DU DERNIER DEMI-SIÈCLE


D’ordinaire, les volumes annuels de statistique envoyés aux tribunaux par le ministre de la justice s’ensevelissent dans les coins des greffes ou des parquets. Il n’en sera pas de même, nous l’espérons bien, de ceux qui viennent d’être publiés et qui, relatifs à l’année 1880 spécialement, sont précédés d’un rapport sur la statistique comparée du dernier demi-siècle, avec tableaux, cartes et courbes graphiques à l’appui. Une telle source d’informations certaines, susceptibles parfois d’interprétations diverses, mais toujours profondément instructives, sur les variations de notre état moral et social depuis plus de cinquante ans et sur les tendances de l’avenir, mérite d’être signalée et recommandée aux philosophes. À ce double intérêt s’ajoute pour nous le plaisir de trouver dans ce magasin de chiffres l’application détaillée et la confirmation de bien des idées théoriques que nous avons plusieurs fois émises dans cette Revue. Mais parlons de ce qui intéresse tout le monde et non de ce qui a trait à notre point de vue particulier, et occupons-nous spécialement de la statistique criminelle.

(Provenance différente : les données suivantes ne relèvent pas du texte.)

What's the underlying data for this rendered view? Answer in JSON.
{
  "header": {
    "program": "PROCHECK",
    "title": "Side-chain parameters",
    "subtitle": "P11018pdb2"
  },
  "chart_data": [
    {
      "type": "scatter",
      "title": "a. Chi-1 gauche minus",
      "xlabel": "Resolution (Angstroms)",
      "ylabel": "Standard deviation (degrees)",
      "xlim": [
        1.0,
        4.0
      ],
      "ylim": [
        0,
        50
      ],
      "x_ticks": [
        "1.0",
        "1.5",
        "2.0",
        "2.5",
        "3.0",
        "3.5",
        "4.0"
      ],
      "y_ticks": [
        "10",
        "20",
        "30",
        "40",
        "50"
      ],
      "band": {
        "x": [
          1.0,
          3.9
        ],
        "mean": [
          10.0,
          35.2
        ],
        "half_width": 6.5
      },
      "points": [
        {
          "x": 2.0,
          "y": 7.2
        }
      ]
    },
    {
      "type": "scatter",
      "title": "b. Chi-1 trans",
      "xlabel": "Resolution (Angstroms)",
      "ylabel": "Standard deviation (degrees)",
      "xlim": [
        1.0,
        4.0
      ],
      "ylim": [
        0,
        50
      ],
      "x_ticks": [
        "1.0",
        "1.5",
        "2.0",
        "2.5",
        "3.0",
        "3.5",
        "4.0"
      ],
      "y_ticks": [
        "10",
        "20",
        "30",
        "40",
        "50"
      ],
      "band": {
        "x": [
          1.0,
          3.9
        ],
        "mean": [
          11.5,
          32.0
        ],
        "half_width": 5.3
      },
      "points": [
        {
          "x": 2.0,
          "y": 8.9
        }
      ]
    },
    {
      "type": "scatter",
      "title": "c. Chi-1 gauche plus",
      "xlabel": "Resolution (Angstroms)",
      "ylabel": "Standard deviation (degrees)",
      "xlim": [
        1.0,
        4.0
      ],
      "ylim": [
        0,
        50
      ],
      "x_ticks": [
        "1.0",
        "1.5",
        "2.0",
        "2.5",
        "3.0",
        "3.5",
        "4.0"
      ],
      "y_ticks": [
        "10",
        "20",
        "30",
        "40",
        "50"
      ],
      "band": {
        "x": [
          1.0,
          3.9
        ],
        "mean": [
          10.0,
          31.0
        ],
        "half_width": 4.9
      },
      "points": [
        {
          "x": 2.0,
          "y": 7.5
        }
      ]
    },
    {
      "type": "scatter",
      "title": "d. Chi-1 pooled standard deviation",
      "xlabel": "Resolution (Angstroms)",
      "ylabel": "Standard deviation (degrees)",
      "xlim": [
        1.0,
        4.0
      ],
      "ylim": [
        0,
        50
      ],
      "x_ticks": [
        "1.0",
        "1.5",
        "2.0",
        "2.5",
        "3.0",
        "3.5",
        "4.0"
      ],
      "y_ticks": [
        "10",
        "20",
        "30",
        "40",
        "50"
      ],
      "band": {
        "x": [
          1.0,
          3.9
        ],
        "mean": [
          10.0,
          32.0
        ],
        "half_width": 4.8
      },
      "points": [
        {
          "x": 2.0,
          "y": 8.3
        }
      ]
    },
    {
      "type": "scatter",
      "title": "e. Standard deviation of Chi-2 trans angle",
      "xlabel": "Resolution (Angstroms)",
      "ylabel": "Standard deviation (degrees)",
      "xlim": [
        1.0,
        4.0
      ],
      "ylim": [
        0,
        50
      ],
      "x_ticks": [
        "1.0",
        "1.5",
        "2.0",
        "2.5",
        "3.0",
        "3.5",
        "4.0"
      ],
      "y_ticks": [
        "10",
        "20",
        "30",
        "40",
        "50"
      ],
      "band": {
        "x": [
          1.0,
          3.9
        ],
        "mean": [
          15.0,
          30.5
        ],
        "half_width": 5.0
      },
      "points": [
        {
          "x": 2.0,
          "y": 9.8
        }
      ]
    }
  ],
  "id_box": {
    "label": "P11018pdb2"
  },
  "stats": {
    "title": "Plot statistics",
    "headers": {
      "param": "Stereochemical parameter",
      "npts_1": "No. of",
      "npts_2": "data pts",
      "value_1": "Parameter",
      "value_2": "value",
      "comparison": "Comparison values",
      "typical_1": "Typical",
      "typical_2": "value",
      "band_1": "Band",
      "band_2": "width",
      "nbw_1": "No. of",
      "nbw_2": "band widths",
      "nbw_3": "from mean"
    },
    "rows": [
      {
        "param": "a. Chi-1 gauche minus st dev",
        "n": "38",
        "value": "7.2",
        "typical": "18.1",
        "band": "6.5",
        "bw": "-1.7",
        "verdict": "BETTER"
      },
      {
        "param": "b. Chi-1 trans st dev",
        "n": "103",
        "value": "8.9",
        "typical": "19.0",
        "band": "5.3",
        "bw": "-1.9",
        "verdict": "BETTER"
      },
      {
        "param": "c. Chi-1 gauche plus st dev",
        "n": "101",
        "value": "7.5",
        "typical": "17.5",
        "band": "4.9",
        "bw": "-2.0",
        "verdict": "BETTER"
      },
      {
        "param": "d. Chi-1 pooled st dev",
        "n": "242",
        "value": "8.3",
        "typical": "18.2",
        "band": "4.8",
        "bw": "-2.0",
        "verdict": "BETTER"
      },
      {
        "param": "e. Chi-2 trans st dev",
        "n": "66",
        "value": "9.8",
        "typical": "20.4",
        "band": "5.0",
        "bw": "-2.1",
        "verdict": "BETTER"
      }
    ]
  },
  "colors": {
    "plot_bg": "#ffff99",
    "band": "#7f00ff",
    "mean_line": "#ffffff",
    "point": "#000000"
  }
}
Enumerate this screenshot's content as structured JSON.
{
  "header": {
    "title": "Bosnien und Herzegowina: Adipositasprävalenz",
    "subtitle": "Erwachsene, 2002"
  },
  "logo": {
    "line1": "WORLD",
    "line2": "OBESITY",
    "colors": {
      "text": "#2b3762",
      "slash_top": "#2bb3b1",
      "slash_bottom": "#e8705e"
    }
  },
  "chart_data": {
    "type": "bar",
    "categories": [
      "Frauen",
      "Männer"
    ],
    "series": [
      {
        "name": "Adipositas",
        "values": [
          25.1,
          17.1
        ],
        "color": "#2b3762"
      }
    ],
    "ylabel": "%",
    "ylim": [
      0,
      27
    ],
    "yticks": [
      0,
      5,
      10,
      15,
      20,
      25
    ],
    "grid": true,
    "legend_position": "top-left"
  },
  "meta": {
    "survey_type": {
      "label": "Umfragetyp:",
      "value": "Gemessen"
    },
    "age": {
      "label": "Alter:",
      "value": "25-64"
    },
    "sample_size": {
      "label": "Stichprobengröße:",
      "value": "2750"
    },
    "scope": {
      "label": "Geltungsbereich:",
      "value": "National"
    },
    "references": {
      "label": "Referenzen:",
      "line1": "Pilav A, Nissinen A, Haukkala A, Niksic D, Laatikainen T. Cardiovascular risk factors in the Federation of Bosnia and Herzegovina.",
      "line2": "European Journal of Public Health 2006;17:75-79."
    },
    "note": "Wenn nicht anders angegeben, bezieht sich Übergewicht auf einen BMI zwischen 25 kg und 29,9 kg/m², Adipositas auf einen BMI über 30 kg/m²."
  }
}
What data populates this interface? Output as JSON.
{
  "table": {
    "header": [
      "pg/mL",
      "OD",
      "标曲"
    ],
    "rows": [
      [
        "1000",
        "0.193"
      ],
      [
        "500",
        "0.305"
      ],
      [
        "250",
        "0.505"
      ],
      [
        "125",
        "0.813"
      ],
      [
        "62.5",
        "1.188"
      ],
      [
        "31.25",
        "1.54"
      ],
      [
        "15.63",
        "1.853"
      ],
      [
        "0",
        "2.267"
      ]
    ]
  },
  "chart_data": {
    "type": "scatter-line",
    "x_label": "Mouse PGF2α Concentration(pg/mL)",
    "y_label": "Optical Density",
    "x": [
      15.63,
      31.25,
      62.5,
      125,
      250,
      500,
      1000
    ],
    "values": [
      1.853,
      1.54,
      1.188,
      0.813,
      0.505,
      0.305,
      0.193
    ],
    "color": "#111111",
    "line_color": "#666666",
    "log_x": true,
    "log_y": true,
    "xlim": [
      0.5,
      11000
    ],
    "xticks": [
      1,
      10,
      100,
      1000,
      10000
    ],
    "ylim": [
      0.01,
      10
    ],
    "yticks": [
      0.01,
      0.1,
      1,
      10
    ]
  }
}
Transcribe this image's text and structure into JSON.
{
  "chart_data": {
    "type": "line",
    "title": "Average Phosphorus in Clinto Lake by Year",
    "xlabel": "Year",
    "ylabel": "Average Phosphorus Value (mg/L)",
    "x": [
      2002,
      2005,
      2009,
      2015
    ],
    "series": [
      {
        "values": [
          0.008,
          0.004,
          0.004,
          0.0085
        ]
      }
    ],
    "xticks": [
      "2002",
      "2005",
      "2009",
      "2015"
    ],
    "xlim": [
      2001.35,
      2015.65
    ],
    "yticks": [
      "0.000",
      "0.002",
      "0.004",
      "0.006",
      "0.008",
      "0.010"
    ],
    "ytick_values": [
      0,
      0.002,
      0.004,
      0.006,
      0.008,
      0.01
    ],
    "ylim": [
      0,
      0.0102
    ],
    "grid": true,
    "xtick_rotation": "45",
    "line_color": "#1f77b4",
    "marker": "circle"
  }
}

L’optimisme passe en général pour une vertu officielle, mais elle paraît manquer absolument à l’auteur du Rapport dont il s’agit. Il nous apprend d’un ton alarmant des vérités tristes. Et il y a d’autant plus lieu de l’en louer que ses révélations risquent de servir d’argument aux déclamations politiques. Car l’action des événements politiques sur la criminalité n’est pas douteuse : regardez la courbe des affaires correctionnelles depuis 1835, sorte de profil de montagne en voie de soulèvement brusque après certaines dates, et dites si devant cette silhouette on n’est pas excusable de faire quelques malicieux rapprochements[1]. Mais ce serait perdre de vue les causes

  1. Il est bon cependant de prévenir que la vue des courbes, si on ne la complète et ne la corrige par la lecture du rapport et des tableaux, est très propre à égarer l’esprit.